In “Not Everyone Wants To Be Vaccinated. I’m OK With That“, Dr. Paul Hseih (who voluntarily chose to be vaccinated) writes:
For the record, I do not support making the vaccine legally mandatory. You have a right to decide what goes into your body. That’s one of the core principles of medical ethics – and of individual rights. As a corollary, others have the right to decide whether or how to interact with you in person, based on your decisions. A private business may choose to only allow vaccinated people to attend their indoor events, or a private employer may set vaccination as a condition for any in-person work with others. They also have that right.
And of course, everyone has a free speech right to encourage (or discourage) others to becoming vaccinated. Those who wish others to be vaccinated can make their best possible case in favor of the vaccine; those who oppose it can do likewise.

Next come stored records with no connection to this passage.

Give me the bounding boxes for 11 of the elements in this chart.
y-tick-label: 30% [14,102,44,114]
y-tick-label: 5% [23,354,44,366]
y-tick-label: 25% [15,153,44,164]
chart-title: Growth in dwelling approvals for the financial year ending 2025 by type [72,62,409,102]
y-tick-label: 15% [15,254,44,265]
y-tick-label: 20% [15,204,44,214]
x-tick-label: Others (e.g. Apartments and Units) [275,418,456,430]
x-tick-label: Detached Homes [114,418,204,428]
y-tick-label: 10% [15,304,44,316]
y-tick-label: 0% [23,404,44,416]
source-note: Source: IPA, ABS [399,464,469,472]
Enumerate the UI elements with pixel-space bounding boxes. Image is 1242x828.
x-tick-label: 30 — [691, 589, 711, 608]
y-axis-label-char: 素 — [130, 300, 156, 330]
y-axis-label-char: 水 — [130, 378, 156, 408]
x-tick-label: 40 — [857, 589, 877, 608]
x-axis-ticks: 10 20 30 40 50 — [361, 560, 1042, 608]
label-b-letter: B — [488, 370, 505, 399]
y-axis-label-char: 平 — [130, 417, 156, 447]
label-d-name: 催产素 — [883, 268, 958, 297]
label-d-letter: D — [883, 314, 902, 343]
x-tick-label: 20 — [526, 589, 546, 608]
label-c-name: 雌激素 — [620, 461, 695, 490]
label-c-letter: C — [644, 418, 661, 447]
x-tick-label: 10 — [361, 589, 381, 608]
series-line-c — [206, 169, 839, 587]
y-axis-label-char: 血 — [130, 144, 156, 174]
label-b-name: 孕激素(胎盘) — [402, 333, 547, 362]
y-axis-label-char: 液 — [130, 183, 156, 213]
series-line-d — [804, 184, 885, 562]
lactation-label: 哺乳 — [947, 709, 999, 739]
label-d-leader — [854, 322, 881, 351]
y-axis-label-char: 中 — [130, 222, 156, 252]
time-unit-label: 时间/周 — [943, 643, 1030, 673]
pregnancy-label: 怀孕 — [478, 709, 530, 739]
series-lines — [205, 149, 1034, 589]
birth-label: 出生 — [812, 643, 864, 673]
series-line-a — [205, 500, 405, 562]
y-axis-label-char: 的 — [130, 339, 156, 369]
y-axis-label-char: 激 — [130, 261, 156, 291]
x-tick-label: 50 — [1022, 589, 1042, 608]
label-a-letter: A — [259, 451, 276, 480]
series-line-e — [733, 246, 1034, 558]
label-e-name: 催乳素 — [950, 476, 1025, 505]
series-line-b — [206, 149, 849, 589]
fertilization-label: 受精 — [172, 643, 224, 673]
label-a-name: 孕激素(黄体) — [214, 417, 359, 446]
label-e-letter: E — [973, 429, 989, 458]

Paul Hseih also makes an interesting point, that just as the principle of individual rights means that private businesses (individuals) can require vaccination as a condition of employment (and association), they can also do the reverse:
For example, one private school in Florida is reportedly requiring that teachers not be vaccinated as a condition of employment, citing safety concerns. This is their right, and this is the flip side of a school’s right to require vaccination as a condition of employment. Similarly, media personality Joe Rogan has publicly encouraged young people not to get vaccinated. I don’t agree with these positions, but I respect their rights to express their views – and the rights of others to offer their best counterarguments (which many are doing.)
Ultimately, if the purpose of a vaccination campaign is to help the country return to “normal,” then a crucial part of that normal is a respect for individual rights and personal medical autonomy.
What about the case for vax mandates in legitimate government organizations, such as the police, military, and courts? That is a thorny issue, I lean on the side that the state can require such vaccines as a condition of employment, especially, in the case of the military (which is voluntary) to protect them from enemy viral attacks. (There could also be exemptions for those with natural immunity.)